A organização do museu, antes essencialmente cronológica, deu lugar a temas, ideias e sentimentos mais em sintonia com os dias de hoje. As galerias ainda estão ordenadas por época, começando pelo 5o andar. Mas agora elas têm nomes como Transfigurações (“um diálogo entre artistas de vários países e gerações que reimaginaram a representação das mulheres”) e Imagens Públicas (“a sobrecarga de filmes, revistas e televisão precipita questões sobre como as imagens moldam as percepções de nós mesmos e nossa experiência de mundo”).
Temas como raça estão em primeiro plano. Uma retrospectiva dedicada a William L. Pope, artista negro que explora as relações raciais e a desigualdade da sociedade americana, reúne 13 registros de performances e objetos. Vídeos mostram o artista se amarrando com linguiças à porta de um banco, distribuindo notas de dólares a transeuntes confusos. Três vezes ao dia, Pope vai se sentar no chão de uma das galerias para comer páginas do The Wall Street Journal com ketchup. No 2o andar, uma exposição que permanecerá até março do ano que vem reúne obras de artistas latino-americanos, incluindo os brasileiros Willys de Castro, Lygia Clark e Hélio Oiticica.
A arte produzida por mulheres também merece mais atenção — antes tarde do que nunca, como disse Ann Temkin, uma das curadoras-chefes do museu, numa entrevista recente. “Não sei como a deixamos passar batido”, afirmou Ann Temkin sobre Tarsila do Amaral, cujo quadro A Lua foi adquirido neste ano e está em exposição. Quase um terço das obras escolhidas para a reinauguração é de autoria de mulheres, segundo o museu, um salto enorme em relação à proporção dos últimos anos. Muitas delas são aquisições recentes, permitindo que a coleção do MoMA reflita com mais abrangência o que se produziu de arte desde o fim do século 19. Para que o público tenha a chance de ver mais itens da maior coleção de arte moderna do mundo, um terço das obras expostas será trocado a cada seis meses.
Outra mudança é a justaposição de formatos. Pinturas dividem salas com esculturas, vídeos, fotografias e objetos de design, num trabalho colaborativo entre curadores de diferentes disciplinas. Numa galeria intitulada Design para a Vida Moderna, prints e fotos cercam uma instalação que idealiza uma cozinha modernista, da alemã Margarete Schütte-Lihotzky. Diante da Noite Estrelada, de Van Gogh, um display exibe cerâmicas produzidas na mesma época pelo americano George Ohr. Mas o efeito às vezes pode ser literalmente dissonante. Os majestosos Lírios D’Água, de Monet, agora ocupam uma sala exclusiva, mas o som que emana de uma galeria adjacente atrapalha a contemplação silenciosa que pode transportar o visitante aos jardins de Giverny que inspiraram o inovador impressionista.

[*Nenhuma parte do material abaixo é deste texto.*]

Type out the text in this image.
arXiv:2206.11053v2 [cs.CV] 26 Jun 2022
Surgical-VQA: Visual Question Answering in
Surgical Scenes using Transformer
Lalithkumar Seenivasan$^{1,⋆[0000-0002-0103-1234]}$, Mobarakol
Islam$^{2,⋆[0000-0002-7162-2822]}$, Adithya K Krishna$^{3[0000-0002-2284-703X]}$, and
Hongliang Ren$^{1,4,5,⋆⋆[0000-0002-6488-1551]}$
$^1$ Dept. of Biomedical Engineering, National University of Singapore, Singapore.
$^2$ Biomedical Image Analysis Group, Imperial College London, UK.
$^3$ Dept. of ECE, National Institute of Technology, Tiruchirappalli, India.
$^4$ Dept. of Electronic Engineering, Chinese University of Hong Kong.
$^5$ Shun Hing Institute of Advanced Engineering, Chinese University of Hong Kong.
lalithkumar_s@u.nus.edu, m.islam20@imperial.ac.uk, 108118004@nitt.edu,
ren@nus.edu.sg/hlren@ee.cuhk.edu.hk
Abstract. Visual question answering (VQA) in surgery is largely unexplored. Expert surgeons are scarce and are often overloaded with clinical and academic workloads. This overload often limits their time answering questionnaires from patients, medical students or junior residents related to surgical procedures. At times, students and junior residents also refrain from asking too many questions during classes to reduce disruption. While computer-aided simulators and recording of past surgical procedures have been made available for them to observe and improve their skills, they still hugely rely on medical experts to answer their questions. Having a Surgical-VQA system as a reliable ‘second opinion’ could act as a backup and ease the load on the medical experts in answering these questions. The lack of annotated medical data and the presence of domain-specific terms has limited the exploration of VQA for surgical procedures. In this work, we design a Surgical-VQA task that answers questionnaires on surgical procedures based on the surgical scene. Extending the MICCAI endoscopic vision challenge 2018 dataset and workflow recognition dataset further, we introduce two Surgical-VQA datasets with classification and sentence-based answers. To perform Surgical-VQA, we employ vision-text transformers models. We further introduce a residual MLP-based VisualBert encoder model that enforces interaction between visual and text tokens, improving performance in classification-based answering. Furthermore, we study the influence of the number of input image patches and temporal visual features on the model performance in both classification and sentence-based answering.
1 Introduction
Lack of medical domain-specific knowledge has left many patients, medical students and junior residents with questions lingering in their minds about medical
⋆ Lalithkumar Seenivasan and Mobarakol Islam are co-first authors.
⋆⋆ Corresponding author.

O novo MoMA agora tem uma área de visitação gratuita (o ingresso custa 25 dólares; idosos e estudantes têm desconto), batizada de Projects Gallery, e o Creativity Lab, espaço pensado para explorar ideias e processos da arte. O Kravis Studio, uma nova área de pé-direito duplo, foi inaugurado com uma instalação sonora do compositor americano David Tudor. A ampliação do MoMA, apesar de considerável, não deve desafogar as galerias nem permitir visitas pacíficas: o museu recebe cerca de 3 milhões de visitantes por ano. Mas abrir caminho entre as multidões tirando selfies diante das latas de sopa Campbell de Andy Warhol ou da confusão de jorros de tinta de Jackson Pollock sempre fez parte de um dos melhores programas de Nova York.